Lighter winds sees the slalom get underway - a quickly growing, exciting sector of the sport. You wouldn't believe the speeds even in light winds
PKRA Press Release:
The fourth day of the Kitesurf World Cup Argentina began with calm conditions and high anticipations. With glassy surroundings greeting the riders on arrival, many wondered whether the wind would appear at all. Around 11:00, the day began to show promise. A light wind line started to push down the canyon of Lago Potrerillos and inched slowly to the event site with each passing moment. As the wind took its time to fill in, riders and spectators spent the morning enjoying the sun, swimming, and appreciating the pleasant conditions.

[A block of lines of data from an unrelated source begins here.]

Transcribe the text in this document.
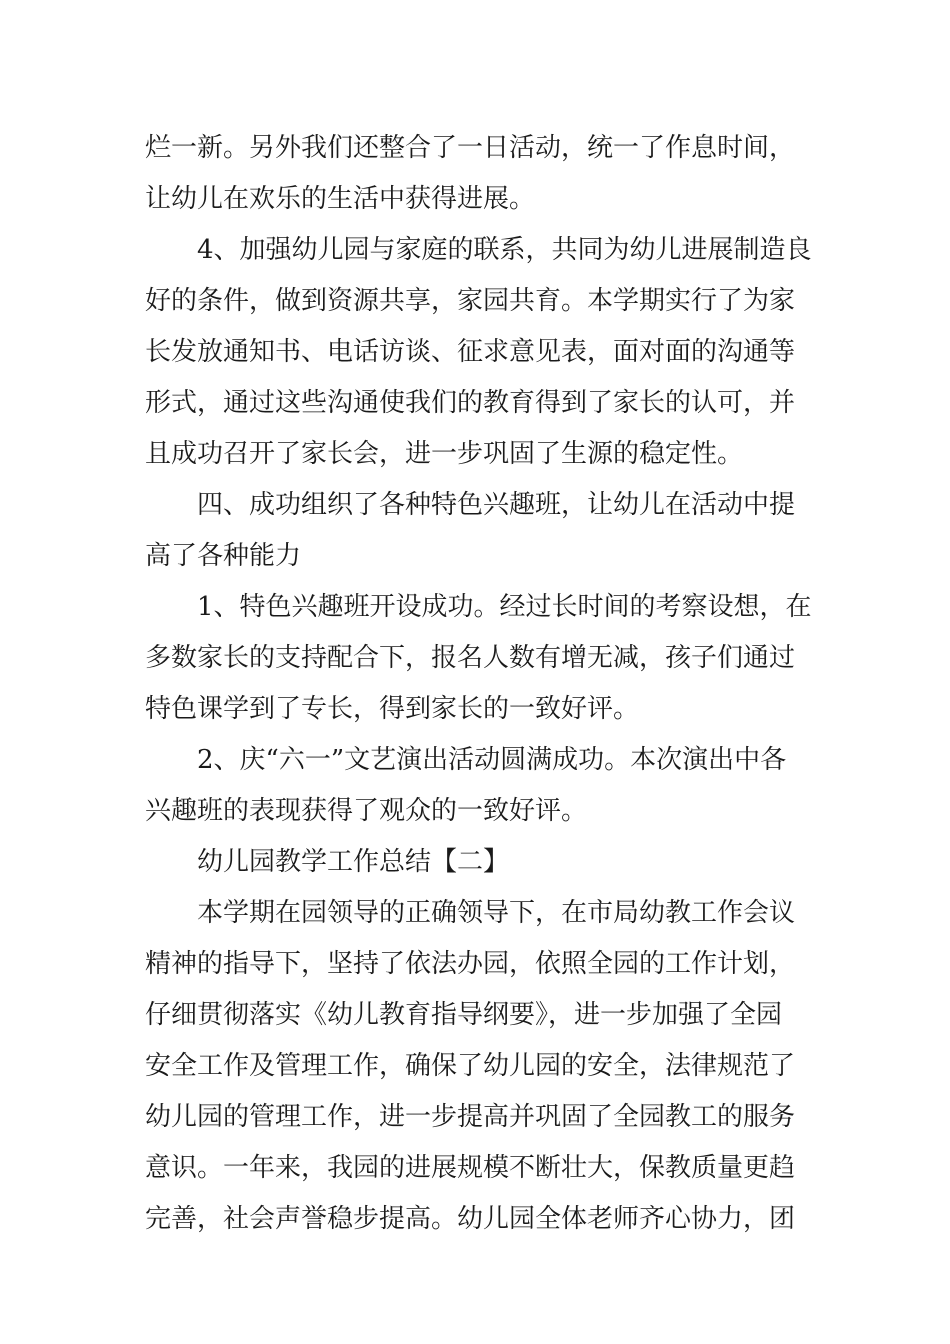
烂一新。另外我们还整合了一日活动，统一了作息时间，
让幼儿在欢乐的生活中获得进展。
4、加强幼儿园与家庭的联系，共同为幼儿进展制造良
好的条件，做到资源共享，家园共育。本学期实行了为家
长发放通知书、电话访谈、征求意见表，面对面的沟通等
形式，通过这些沟通使我们的教育得到了家长的认可，并
且成功召开了家长会，进一步巩固了生源的稳定性。
四、成功组织了各种特色兴趣班，让幼儿在活动中提
高了各种能力
1、特色兴趣班开设成功。经过长时间的考察设想，在
多数家长的支持配合下，报名人数有增无减，孩子们通过
特色课学到了专长，得到家长的一致好评。
2、庆“六一”文艺演出活动圆满成功。本次演出中各
兴趣班的表现获得了观众的一致好评。
幼儿园教学工作总结【二】
本学期在园领导的正确领导下，在市局幼教工作会议
精神的指导下，坚持了依法办园，依照全园的工作计划，
仔细贯彻落实《幼儿教育指导纲要》，进一步加强了全园
安全工作及管理工作，确保了幼儿园的安全，法律规范了
幼儿园的管理工作，进一步提高并巩固了全园教工的服务
意识。一年来，我园的进展规模不断壮大，保教质量更趋
完善，社会声誉稳步提高。幼儿园全体老师齐心协力，团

With the winds building to 8-10 knots around 12:30, slalom racers took to the water first to take advantage of the improving conditions. Hoping for the wind to build to contestable levels to finish the freestyle single, it was decided that the light winds were most suitable to continue on with the slalom.

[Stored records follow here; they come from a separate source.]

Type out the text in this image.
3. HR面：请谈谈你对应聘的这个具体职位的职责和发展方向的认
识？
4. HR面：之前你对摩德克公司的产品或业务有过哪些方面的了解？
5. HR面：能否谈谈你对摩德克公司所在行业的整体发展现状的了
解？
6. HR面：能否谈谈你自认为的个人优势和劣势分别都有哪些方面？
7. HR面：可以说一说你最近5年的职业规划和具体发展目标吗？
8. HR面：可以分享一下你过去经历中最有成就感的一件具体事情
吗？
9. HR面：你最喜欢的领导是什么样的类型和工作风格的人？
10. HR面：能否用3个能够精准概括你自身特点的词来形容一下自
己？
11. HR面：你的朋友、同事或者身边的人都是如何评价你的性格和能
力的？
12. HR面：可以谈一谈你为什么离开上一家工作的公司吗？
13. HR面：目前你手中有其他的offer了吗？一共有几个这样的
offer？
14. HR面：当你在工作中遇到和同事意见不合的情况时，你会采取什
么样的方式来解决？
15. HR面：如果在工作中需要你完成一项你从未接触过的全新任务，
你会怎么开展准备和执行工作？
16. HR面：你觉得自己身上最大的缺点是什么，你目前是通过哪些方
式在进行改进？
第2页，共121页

As the races got underway, it was clear that many of the racers on twin tips would not have an easy time in the conditions, and most scrambled to find bigger directional boards or opted to stay and watch the from the beach. Light and shifty conditions prevailed throughout the afternoon and in total, three rounds of men’s and three rounds of women’s went off in winds lulling to five knots and reaching just over 12knots in the gusts.
The course provided tactical challenges as the buoys were set very tight. Rounding the mark too wide would result in a struggle to make it above the next mark. Kite size selection was also a key factor, as the wind would strengthen at times, luring some competitors to rig down, while others chose to stick with their biggest kite. On this day, 14- 18m kites were the most popular choices.
In the men’s fleet, Brian Lake dominated the day, demonstrating why he deserves the world title distinction. Bullets in every race followed by three second-place finishes for Victor Adamo and three third-place finishes for Abeleyra.
For the women’s fleet, Ceylan had her riding in control with good starts and fast speed, putting her across the finish line first in each of her three races. Navotna chose to stay on her freestyle twin-tip and earned two second place finishes and a fourth. Pipkin finished third and second in the two races she completed, while Cerruti decided to compete in the last round of the day finishing third.
Overall, the light conditions and flat water provided plenty of challenges and made for some interesting races that pushed the sailor’s skills to adapt to the variable conditions. The forecast for the remaining two days show a slight direction change, which may trigger stronger winds. Riders will meet tomorrow at 10:30 for an 11:00am first possible start.